Related Topics: Massachusetts and Alaska ponder Kerry and Stevens replacements

Governors are not always responsible for appointing temporary senators, however. The Democratic Legislature changed the law in Massachusetts during Sen. John Kerry’s 2004 run for the presidency. Republican Mitt Romney was governor at the time, and the Democratic Legislature didn’t want to take the chance of him selecting a fellow Republican to the post. Now, “a vacant US Senate seat would have to be filled by a special election within 140 to 160 days of the resignation,” The Boston Globe reports.

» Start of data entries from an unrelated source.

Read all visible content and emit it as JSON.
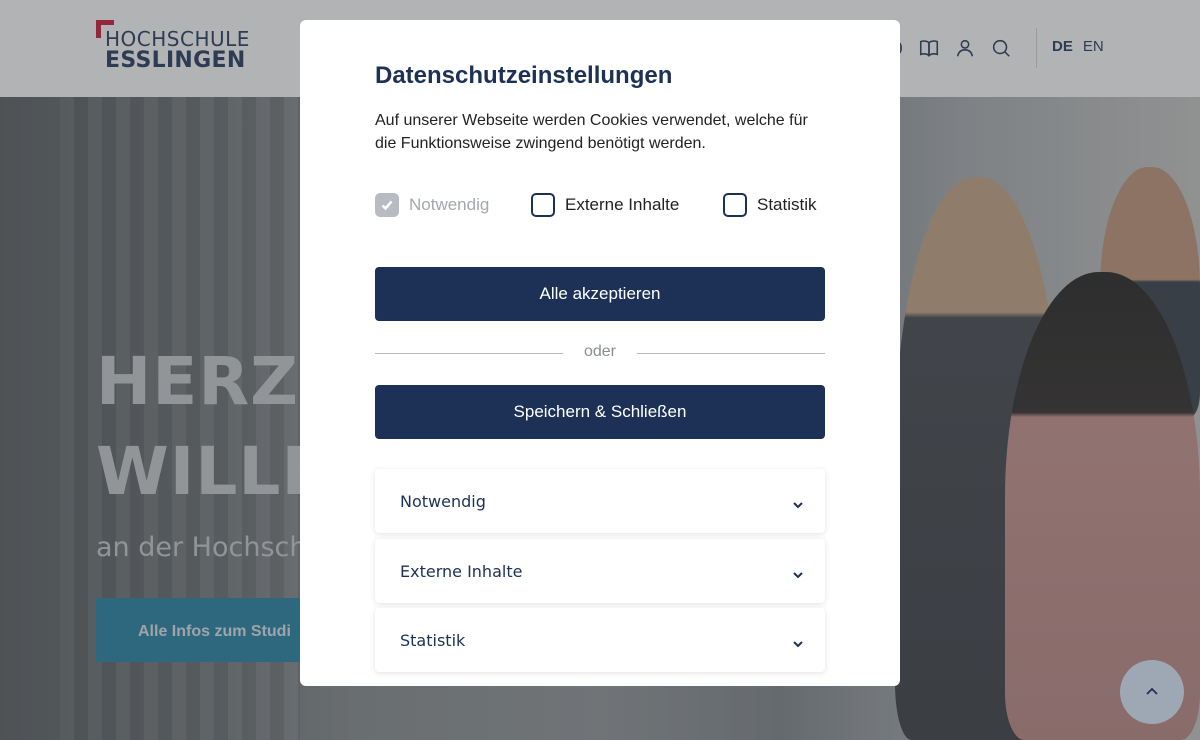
{
  "header": {
    "logo_line1": "HOCHSCHULE",
    "logo_line2": "ESSLINGEN",
    "icons": [
      "globe-icon",
      "book-icon",
      "user-icon",
      "search-icon"
    ],
    "languages": {
      "active": "DE",
      "other": "EN"
    }
  },
  "hero": {
    "title_line1": "HERZL",
    "title_line2": "WILLK",
    "subtitle": "an der Hochsch",
    "cta_label": "Alle Infos zum Studi"
  },
  "cookie_dialog": {
    "title": "Datenschutzeinstellungen",
    "description": "Auf unserer Webseite werden Cookies verwendet, welche für die Funktionsweise zwingend benötigt werden.",
    "checkboxes": [
      {
        "label": "Notwendig",
        "checked": true,
        "disabled": true
      },
      {
        "label": "Externe Inhalte",
        "checked": false,
        "disabled": false
      },
      {
        "label": "Statistik",
        "checked": false,
        "disabled": false
      }
    ],
    "accept_all_label": "Alle akzeptieren",
    "or_label": "oder",
    "save_close_label": "Speichern & Schließen",
    "accordion": [
      {
        "label": "Notwendig"
      },
      {
        "label": "Externe Inhalte"
      },
      {
        "label": "Statistik"
      }
    ]
  },
  "colors": {
    "brand_navy": "#1d3157",
    "brand_red": "#c8102e",
    "cta_blue": "#1e7fa0"
  }
}
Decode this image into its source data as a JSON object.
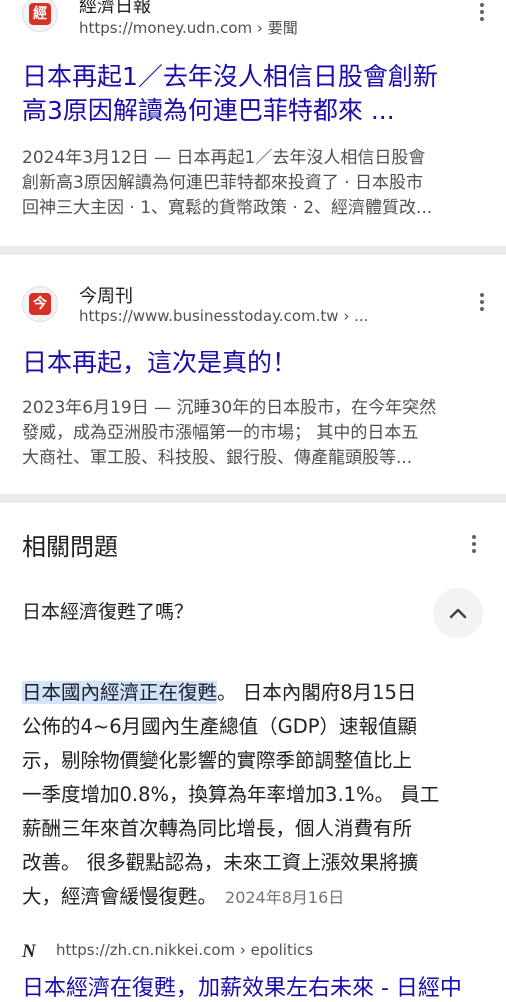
{
  "results": [
    {
      "site_name": "經濟日報",
      "url": "https://money.udn.com",
      "crumb": "› 要聞",
      "logo_glyph": "經",
      "title": "日本再起1／去年沒人相信日股創新高3原因解讀為何連巴菲特都來 ...",
      "title_line1": "日本再起1／去年沒人相信日股會創新",
      "title_line2": "高3原因解讀為何連巴菲特都來 ...",
      "snippet_line1": "2024年3月12日 — 日本再起1／去年沒人相信日股會",
      "snippet_line2": "創新高3原因解讀為何連巴菲特都來投資了 · 日本股市",
      "snippet_line3": "回神三大主因 · 1、寬鬆的貨幣政策 · 2、經濟體質改..."
    },
    {
      "site_name": "今周刊",
      "url": "https://www.businesstoday.com.tw",
      "crumb": "› ...",
      "logo_glyph": "今",
      "title": "日本再起，這次是真的！",
      "snippet_line1": "2023年6月19日 — 沉睡30年的日本股市，在今年突然",
      "snippet_line2": "發威，成為亞洲股市漲幅第一的市場； 其中的日本五",
      "snippet_line3": "大商社、軍工股、科技股、銀行股、傳產龍頭股等..."
    }
  ],
  "paa": {
    "heading": "相關問題",
    "question": "日本經濟復甦了嗎？",
    "answer_highlight": "日本國內經濟正在復甦",
    "answer_line1_rest": "。 日本內閣府8月15日",
    "answer_line2": "公佈的4~6月國內生產總值（GDP）速報值顯",
    "answer_line3": "示，剔除物價變化影響的實際季節調整值比上",
    "answer_line4": "一季度增加0.8%，換算為年率增加3.1%。 員工",
    "answer_line5": "薪酬三年來首次轉為同比增長，個人消費有所",
    "answer_line6": "改善。 很多觀點認為，未來工資上漲效果將擴",
    "answer_line7": "大，經濟會緩慢復甦。",
    "answer_date": "2024年8月16日",
    "source_logo": "N",
    "source_url": "https://zh.cn.nikkei.com › epolitics",
    "source_title": "日本經濟在復甦，加薪效果左右未來 - 日經中"
  },
  "colors": {
    "link": "#1a0dab",
    "highlight": "#d2e3fc",
    "divider": "#e8eaed"
  },
  "icons": [
    "kebab-menu-icon",
    "chevron-up-icon"
  ]
}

The issue is once again in the limelight in Massachusetts. Not only is John Kerry on the short list for secretary of state under Obama but longtime Sen. Edward Kennedy was diagnosed with a brain tumor earlier this year. As a result, according to the Globe, the Democrat-controlled Legislature may want to revise the law again. Without a Republican governor, they are afraid that people might choose a Republican senator. Current Gov. Deval Patrick said he would consider changing back to the old law, but he was "not pushing a change."

Another prominent senatorial vacancy could come from Alaska. Sen. Ted Stevens, the longest serving Republican in the chamber, is now a convicted felon stemming from corruption charges. Nevertheless, he holds a small lead for re-election, ahead of Democrat Mark Begich. The votes are still being counted, but Stevens may very well become the first Senator to be reelected after being found guilty of a felony.

Members of the Senate have indicated that they would quickly expel him by a two-thirds vote if he were re-elected. In fact, Nathan Thornburgh of Time magazine implies that Alaskans may have voted for Stevens despite his criminal record because they knew he would get expelled from the Senate, and then Gov. Sarah Palin could appoint another Republican in a staunchly red state.

But the law regarding senatorial vacancies is “a bit hazy” in Alaska, and has been altered a few times as of late, according to Christopher Orr of The New Republic. He writes: “if [Stevens] resigns (or is expelled), a special election would be held for his seat within 90 days. What's not clear (conflicting laws were passed in 2004 by the legislature and by ballot initiative) is whether Governor Sarah Palin would appoint a temporary successor in the interim.”